Real World Implications
Already there have been successful birthday attacks against MD5 (the 128-bit hash I mentioned), and SHA-1, which is an industry standard, is starting to show cracks as well. In 2005, Xiaoyun Wang, Andrew Yao and Frances Yao have found a shortcut to do birthday attacks on SHA-1 such that only about 2^63 computations are needed. (If SHA-1 were a better hash function, no attack faster than brute force would be possible, and that would take 2^80 operations). Even today, 2^63 operations is feasible with the right hardware: if a teraflop specialty purpose machine (like the Geforce 8800) costs about $500, then to make a malicious pair of messages Ac and Bd in a year you'd need about a billion dollars in computer resources.
Computers are going to get faster, and cryptanalysts (maybe) are going to find faster-than-2^63 attacks on SHA-1. My prediction is that birthday attacks against SHA-1 are going to become widespread some time within the next 20 years.
Staying One Step Ahead
Replacements for SHA-1 are in the works.
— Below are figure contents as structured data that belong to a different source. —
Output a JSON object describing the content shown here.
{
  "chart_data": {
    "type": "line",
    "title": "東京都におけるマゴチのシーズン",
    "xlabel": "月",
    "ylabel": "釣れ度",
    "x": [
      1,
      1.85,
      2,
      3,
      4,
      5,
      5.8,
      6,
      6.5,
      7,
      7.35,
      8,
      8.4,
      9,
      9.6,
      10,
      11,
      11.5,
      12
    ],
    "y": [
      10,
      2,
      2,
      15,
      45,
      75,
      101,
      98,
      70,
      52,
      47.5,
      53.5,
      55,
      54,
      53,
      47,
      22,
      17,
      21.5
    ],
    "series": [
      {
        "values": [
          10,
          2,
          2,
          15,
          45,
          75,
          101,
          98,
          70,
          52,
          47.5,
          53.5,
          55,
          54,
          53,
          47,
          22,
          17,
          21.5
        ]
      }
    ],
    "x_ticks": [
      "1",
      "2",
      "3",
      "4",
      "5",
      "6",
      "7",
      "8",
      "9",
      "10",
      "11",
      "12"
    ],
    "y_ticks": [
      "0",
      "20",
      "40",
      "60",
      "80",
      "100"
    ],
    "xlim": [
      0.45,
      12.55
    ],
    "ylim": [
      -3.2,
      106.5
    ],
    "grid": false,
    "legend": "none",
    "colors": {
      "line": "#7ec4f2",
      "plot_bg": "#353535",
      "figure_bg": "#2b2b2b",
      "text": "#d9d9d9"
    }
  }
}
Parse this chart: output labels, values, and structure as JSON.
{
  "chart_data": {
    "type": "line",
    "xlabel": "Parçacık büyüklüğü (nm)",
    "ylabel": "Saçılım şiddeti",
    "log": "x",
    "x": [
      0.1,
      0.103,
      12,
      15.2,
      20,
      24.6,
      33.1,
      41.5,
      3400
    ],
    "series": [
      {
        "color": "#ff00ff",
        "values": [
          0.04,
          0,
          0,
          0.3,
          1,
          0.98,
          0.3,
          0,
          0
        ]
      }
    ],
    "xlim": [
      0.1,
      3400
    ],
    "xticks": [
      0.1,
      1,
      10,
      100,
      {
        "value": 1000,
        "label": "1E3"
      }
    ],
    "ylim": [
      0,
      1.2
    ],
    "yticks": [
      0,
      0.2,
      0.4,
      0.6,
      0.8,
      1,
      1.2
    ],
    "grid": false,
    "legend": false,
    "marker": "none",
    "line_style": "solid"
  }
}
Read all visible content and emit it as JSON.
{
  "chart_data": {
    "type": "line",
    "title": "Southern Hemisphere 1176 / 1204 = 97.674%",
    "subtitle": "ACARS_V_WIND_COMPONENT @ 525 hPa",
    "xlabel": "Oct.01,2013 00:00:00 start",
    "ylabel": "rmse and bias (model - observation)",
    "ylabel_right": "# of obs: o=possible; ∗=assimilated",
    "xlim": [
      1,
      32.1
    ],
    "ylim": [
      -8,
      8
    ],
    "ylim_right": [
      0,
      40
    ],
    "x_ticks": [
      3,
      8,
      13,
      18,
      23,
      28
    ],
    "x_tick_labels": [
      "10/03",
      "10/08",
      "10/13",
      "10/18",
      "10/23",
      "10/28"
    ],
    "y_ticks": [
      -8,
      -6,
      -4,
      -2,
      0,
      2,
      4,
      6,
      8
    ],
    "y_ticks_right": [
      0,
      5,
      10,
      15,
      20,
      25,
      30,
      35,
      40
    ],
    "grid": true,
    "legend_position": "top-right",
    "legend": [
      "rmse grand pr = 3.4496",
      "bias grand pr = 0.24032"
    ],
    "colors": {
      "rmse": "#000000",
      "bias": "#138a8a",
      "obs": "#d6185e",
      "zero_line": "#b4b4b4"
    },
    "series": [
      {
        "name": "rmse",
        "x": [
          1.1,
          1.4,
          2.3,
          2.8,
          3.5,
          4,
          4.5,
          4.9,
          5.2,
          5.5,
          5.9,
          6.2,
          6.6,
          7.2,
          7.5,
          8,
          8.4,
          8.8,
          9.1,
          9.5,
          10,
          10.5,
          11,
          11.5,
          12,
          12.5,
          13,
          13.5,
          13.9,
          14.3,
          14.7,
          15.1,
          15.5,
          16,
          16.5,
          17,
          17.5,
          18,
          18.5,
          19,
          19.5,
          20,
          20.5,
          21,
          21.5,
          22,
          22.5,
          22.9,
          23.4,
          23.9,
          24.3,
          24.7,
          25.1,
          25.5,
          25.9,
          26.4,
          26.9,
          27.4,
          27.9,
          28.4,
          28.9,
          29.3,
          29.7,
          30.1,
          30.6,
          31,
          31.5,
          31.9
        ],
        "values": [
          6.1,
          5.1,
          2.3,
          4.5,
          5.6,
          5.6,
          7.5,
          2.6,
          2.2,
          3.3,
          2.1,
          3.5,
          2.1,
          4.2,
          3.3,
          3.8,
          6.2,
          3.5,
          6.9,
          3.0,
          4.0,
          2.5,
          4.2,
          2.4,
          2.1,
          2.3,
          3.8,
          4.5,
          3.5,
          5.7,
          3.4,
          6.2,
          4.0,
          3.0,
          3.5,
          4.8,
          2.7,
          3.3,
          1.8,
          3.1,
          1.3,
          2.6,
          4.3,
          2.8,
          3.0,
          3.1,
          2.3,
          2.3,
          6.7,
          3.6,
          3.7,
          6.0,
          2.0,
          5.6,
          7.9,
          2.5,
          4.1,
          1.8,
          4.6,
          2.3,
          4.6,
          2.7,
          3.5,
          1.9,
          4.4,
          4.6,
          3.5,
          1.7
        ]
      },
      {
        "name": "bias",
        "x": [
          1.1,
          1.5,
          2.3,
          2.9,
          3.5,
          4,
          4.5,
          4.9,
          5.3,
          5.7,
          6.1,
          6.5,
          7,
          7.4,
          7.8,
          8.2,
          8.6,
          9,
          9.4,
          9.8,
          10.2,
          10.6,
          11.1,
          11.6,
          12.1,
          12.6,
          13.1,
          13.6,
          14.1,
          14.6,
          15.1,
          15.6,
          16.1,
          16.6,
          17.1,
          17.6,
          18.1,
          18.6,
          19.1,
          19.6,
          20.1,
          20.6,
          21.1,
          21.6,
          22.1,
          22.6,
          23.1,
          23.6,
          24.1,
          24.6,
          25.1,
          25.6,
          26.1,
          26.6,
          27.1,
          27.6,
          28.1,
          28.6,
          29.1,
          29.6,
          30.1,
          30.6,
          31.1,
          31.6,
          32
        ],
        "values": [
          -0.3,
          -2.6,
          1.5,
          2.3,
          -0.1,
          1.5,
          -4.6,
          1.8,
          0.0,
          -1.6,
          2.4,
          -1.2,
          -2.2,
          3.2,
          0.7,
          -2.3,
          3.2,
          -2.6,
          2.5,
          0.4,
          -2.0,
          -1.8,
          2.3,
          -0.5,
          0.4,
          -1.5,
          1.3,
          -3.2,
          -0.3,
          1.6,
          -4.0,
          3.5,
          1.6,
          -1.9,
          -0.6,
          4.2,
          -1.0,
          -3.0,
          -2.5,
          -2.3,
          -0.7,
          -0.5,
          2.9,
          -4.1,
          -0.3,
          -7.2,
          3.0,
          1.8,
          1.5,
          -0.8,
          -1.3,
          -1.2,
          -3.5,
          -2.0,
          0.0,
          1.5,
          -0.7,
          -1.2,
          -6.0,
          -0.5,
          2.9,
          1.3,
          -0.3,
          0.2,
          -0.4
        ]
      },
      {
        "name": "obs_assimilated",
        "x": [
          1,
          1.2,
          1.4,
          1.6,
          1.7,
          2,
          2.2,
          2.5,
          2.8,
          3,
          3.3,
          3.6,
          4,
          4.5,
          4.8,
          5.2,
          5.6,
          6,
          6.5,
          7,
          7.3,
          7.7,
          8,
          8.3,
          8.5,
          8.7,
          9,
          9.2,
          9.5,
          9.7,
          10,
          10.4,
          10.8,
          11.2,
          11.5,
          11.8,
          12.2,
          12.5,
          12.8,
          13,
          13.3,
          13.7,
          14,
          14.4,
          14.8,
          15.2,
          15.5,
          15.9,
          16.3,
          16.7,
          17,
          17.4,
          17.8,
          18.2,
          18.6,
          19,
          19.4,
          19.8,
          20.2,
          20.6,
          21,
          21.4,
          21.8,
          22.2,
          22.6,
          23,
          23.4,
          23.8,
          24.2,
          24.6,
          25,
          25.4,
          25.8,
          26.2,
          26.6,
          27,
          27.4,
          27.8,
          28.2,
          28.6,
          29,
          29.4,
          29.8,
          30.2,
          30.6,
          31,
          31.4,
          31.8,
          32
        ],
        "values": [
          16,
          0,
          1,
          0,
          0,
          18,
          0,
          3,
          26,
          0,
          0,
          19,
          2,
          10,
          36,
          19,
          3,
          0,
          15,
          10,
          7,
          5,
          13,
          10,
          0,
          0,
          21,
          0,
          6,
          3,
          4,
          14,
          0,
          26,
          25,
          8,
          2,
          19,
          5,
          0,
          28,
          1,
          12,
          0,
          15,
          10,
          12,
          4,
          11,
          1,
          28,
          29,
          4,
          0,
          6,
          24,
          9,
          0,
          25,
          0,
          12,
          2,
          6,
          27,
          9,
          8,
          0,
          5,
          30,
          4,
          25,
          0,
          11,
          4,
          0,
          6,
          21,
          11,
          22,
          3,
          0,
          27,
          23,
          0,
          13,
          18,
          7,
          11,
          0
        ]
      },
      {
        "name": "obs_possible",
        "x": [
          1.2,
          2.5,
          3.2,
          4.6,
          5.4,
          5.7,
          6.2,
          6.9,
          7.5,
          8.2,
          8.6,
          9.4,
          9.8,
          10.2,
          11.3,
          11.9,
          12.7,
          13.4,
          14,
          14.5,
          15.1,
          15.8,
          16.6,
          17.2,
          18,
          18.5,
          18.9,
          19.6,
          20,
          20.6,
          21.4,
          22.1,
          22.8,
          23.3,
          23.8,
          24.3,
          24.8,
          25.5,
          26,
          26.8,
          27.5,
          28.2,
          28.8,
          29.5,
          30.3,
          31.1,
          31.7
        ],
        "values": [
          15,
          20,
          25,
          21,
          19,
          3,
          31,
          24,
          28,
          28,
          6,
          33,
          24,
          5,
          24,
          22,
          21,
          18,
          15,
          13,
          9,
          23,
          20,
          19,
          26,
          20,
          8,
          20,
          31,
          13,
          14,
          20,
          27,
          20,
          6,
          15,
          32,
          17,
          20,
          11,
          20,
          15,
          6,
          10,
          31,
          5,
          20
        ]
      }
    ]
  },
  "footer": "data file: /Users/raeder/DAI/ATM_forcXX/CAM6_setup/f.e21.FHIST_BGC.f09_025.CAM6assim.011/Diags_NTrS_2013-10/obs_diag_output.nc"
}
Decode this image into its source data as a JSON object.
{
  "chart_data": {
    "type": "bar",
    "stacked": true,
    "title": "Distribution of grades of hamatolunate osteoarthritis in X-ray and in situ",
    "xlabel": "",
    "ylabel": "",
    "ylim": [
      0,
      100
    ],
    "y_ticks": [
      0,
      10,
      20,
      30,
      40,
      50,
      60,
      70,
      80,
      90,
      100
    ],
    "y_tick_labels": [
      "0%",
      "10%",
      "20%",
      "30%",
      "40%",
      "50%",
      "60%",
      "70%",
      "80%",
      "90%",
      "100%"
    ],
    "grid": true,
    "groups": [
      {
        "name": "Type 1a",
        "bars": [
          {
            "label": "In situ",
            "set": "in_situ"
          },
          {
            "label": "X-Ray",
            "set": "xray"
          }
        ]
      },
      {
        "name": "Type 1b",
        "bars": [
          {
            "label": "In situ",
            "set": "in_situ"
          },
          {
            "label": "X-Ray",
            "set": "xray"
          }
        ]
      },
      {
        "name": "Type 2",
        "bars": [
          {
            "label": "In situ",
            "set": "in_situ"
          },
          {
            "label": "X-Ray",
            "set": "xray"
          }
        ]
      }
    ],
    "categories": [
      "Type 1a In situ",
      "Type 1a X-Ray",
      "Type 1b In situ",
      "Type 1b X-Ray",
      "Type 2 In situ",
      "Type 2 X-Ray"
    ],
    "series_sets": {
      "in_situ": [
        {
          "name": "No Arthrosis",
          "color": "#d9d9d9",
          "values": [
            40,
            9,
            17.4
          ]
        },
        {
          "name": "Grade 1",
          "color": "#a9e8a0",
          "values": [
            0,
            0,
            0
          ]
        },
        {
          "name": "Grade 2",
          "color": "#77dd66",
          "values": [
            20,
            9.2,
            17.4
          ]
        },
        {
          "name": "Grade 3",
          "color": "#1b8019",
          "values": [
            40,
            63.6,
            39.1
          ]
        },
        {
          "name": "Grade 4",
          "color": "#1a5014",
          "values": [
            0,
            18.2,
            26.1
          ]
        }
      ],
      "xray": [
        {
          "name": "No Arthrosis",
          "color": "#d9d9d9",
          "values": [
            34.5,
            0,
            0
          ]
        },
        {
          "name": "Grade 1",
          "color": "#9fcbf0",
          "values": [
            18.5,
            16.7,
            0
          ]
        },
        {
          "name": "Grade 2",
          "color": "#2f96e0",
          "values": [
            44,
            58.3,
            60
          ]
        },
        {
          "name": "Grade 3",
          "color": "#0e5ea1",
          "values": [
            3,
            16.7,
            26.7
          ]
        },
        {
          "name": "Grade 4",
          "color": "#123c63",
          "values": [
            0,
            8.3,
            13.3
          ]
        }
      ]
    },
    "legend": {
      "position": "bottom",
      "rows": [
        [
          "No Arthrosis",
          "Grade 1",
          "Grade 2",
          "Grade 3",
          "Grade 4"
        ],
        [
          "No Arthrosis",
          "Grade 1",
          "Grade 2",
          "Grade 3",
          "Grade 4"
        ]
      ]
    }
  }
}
There are hashes with longer digests which are already public standards: SHA-256, SHA-512 and WHIRLPOOL (with 256, 512 and 512 bit digest lengths), but they haven't been as widely scrutinized as SHA-1. (I bet they're all pretty good though, but I'm not a pro cryptanalyst.) If you're a programmer, consider coding software in a modular-enough way that you can drop in different hash functions into your code easily, and that different hash lengths don't mess up your program.
Until better software comes along, I'd recommend that people working on big, secret important stuff adopt the following two policies:
- Always edit a document sent to you before signing it in some unpredictable way.
- Always keep a copy of the document you actually do sign.
Back to the Real World
Of course, these day's it's much cheaper to hire a spy to infiltrate your organization than to generate a billion-dollar hash-colliding document pair and hope it's signed without modification. I'm a silly crypto-hobbyist for suggesting you should worry about anything but a side channel attack. And even then, I've found that the vast majority of folks are too concerned with their own business to try to hack yours. I routinely accidentally leave my door not just unlocked but wide open, and I have yet to be stolen from at home. The world's a safe place; you don't need to worry about digital security. I just have a little-kid-in-treehouse mentality when it comes to fancy computational methods for making rock-solid crypto. How about you? Do any of my readers think crypto is fun? Should I blog more about it?